A.Yes, though v5 flow-export won't scale to OC-12 speeds and beyond. Eventually there will be a new version of flow-export, directed at scaling issues for the GSR. You'll be able to configure the router to keep aggregate tables (like the AS matrix, net matrix, etc.) instead of the very granular v5 flow-export info, and the router will be able to export just the aggregate data (via reliable transport).

Q. If the cflowd machine is going to be collecting data from OC-48 router interfaces, how much power, memory req's, hard disk, etc. do I need?

You can't currently get flow-export data for OC-48 interfaces. The main reason is that v5 flow-export won't handle it; it's too granular, and will assert several bottlenecks at OC-48 rate (on the router, on the network, and on the collector host).

This isn't as bad as it sounds in most scenarios, because what you generally really want to do is collect data at the edges of your network, on border interfaces only. OC-48 transit links will eventually become common, but the best advice for now is to collect data at all border interfaces where possible.

In terms of cflowd host CPU... you don't generally need a killer machine, but it depends on your configuration (most importantly, how many routers are sending data to it and how much data). A general rule of thumb is one cflowd host per 15-20 DS-3 interfaces running flow-switching. Testing has been done using FreeBSD on Pentium II 233MHz (66MHz bus, not one of the new 100MHz chipsets), 128M RAM, 10/100 ethernet. cflowd has been tested with no data loss at 700 pps (21,000 flows/sec) on this configuration, saving all tabular data but not raw flows (which incur disk I/O and can hence be a significant bottleneck). A very rough estimate of flow-export traffic for a busy DS-3 interface is 30 packets/sec (900 flows/sec).

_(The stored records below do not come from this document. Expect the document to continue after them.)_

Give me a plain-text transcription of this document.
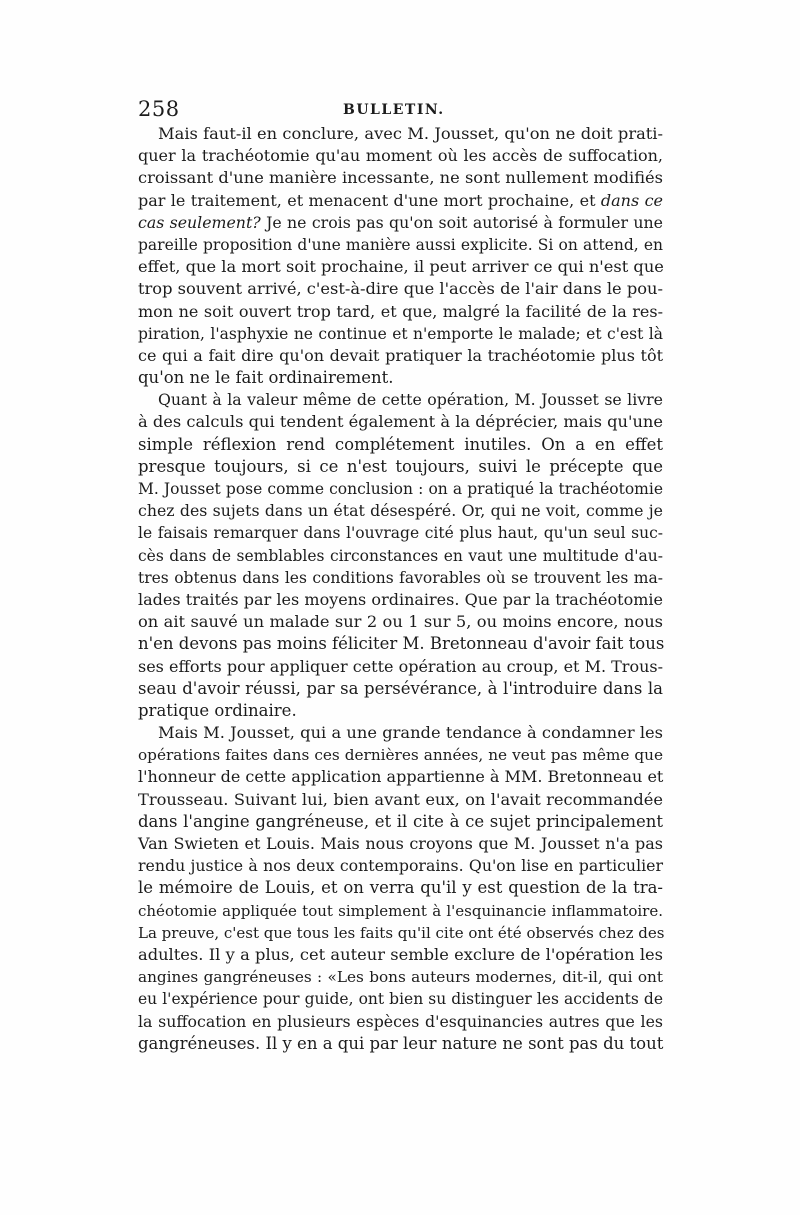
258	BULLETIN.
Mais faut-il en conclure, avec M. Jousset, qu'on ne doit prati-
quer la trachéotomie qu'au moment où les accès de suffocation,
croissant d'une manière incessante, ne sont nullement modifiés
par le traitement, et menacent d'une mort prochaine, et dans ce
cas seulement? Je ne crois pas qu'on soit autorisé à formuler une
pareille proposition d'une manière aussi explicite. Si on attend, en
effet, que la mort soit prochaine, il peut arriver ce qui n'est que
trop souvent arrivé, c'est-à-dire que l'accès de l'air dans le pou-
mon ne soit ouvert trop tard, et que, malgré la facilité de la res-
piration, l'asphyxie ne continue et n'emporte le malade; et c'est là
ce qui a fait dire qu'on devait pratiquer la trachéotomie plus tôt
qu'on ne le fait ordinairement.
Quant à la valeur même de cette opération, M. Jousset se livre
à des calculs qui tendent également à la déprécier, mais qu'une
simple réflexion rend complétement inutiles. On a en effet
presque toujours, si ce n'est toujours, suivi le précepte que
M. Jousset pose comme conclusion : on a pratiqué la trachéotomie
chez des sujets dans un état désespéré. Or, qui ne voit, comme je
le faisais remarquer dans l'ouvrage cité plus haut, qu'un seul suc-
cès dans de semblables circonstances en vaut une multitude d'au-
tres obtenus dans les conditions favorables où se trouvent les ma-
lades traités par les moyens ordinaires. Que par la trachéotomie
on ait sauvé un malade sur 2 ou 1 sur 5, ou moins encore, nous
n'en devons pas moins féliciter M. Bretonneau d'avoir fait tous
ses efforts pour appliquer cette opération au croup, et M. Trous-
seau d'avoir réussi, par sa persévérance, à l'introduire dans la
pratique ordinaire.
Mais M. Jousset, qui a une grande tendance à condamner les
opérations faites dans ces dernières années, ne veut pas même que
l'honneur de cette application appartienne à MM. Bretonneau et
Trousseau. Suivant lui, bien avant eux, on l'avait recommandée
dans l'angine gangréneuse, et il cite à ce sujet principalement
Van Swieten et Louis. Mais nous croyons que M. Jousset n'a pas
rendu justice à nos deux contemporains. Qu'on lise en particulier
le mémoire de Louis, et on verra qu'il y est question de la tra-
chéotomie appliquée tout simplement à l'esquinancie inflammatoire.
La preuve, c'est que tous les faits qu'il cite ont été observés chez des
adultes. Il y a plus, cet auteur semble exclure de l'opération les
angines gangréneuses : «Les bons auteurs modernes, dit-il, qui ont
eu l'expérience pour guide, ont bien su distinguer les accidents de
la suffocation en plusieurs espèces d'esquinancies autres que les
gangréneuses. Il y en a qui par leur nature ne sont pas du tout
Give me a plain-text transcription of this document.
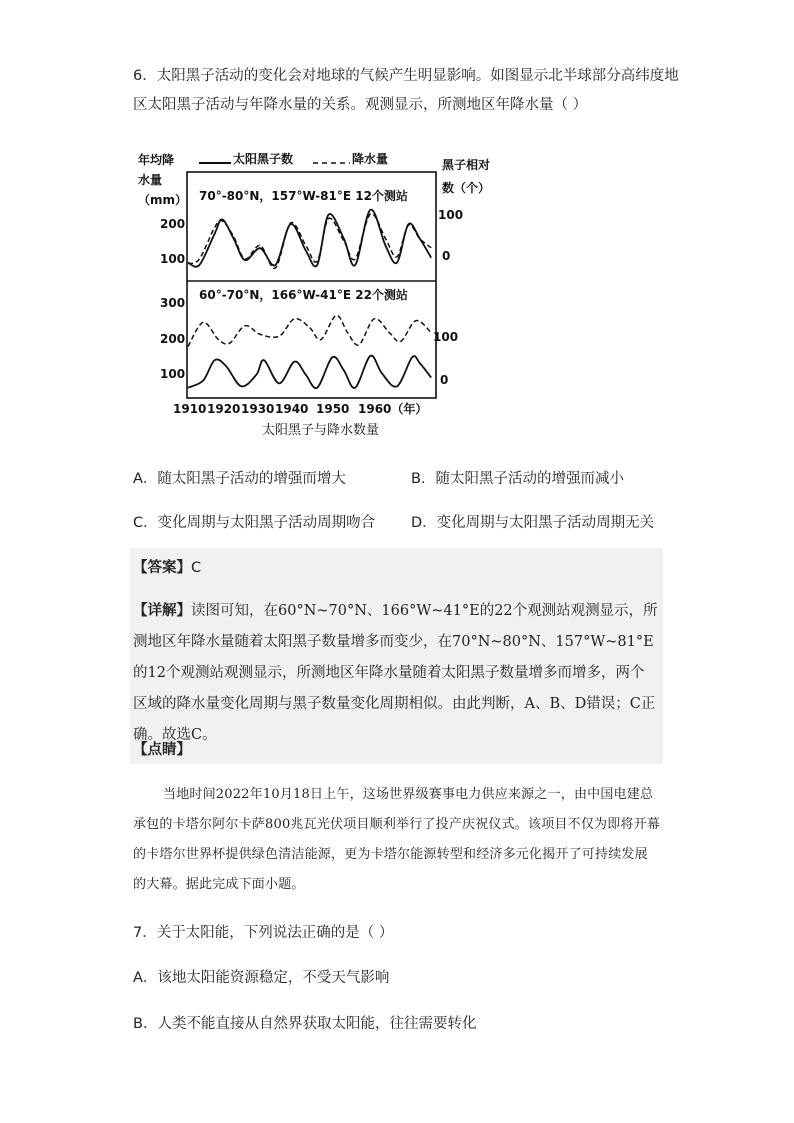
6．太阳黑子活动的变化会对地球的气候产生明显影响。如图显示北半球部分高纬度地区太阳黑子活动与年降水量的关系。观测显示，所测地区年降水量（ ）
年均降
水量
（mm）
太阳黑子数	降水量	黑子相对
数（个）
70°-80°N，157°W-81°E 12个测站
60°-70°N，166°W-41°E 22个测站
200
100
100
0
300
200
100
100
0
1910 1920 1930 1940 1950 1960（年）
太阳黑子与降水数量
A．随太阳黑子活动的增强而增大	B．随太阳黑子活动的增强而减小
C．变化周期与太阳黑子活动周期吻合 D．变化周期与太阳黑子活动周期无关
【答案】C
【详解】读图可知，在60°N~70°N、166°W~41°E的22个观测站观测显示，所测地区年降水量随着太阳黑子数量增多而变少，在70°N~80°N、157°W~81°E的12个观测站观测显示，所测地区年降水量随着太阳黑子数量增多而增多，两个区域的降水量变化周期与黑子数量变化周期相似。由此判断，A、B、D错误；C正确。故选C。
【点睛】
当地时间2022年10月18日上午，这场世界级赛事电力供应来源之一，由中国电建总承包的卡塔尔阿尔卡萨800兆瓦光伏项目顺利举行了投产庆祝仪式。该项目不仅为即将开幕的卡塔尔世界杯提供绿色清洁能源，更为卡塔尔能源转型和经济多元化揭开了可持续发展的大幕。据此完成下面小题。
7．关于太阳能，下列说法正确的是（ ）
A．该地太阳能资源稳定，不受天气影响
B．人类不能直接从自然界获取太阳能，往往需要转化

Q.What configuration do I need for the central processing machine?

On the central host, it's really up to you. There are no data integrity issues, since the transport from cflowd to the central collector is TCP. A faster central host will just speed up report generation and the like. You generally want a lot of disk space on the central collector (so you can keep granular data and/or lots of archived data for trend analysis), and a lot of memory can be useful as well (256M or more). But again, it really just speeds up report generation and the like, it doesn't affect your data integrity.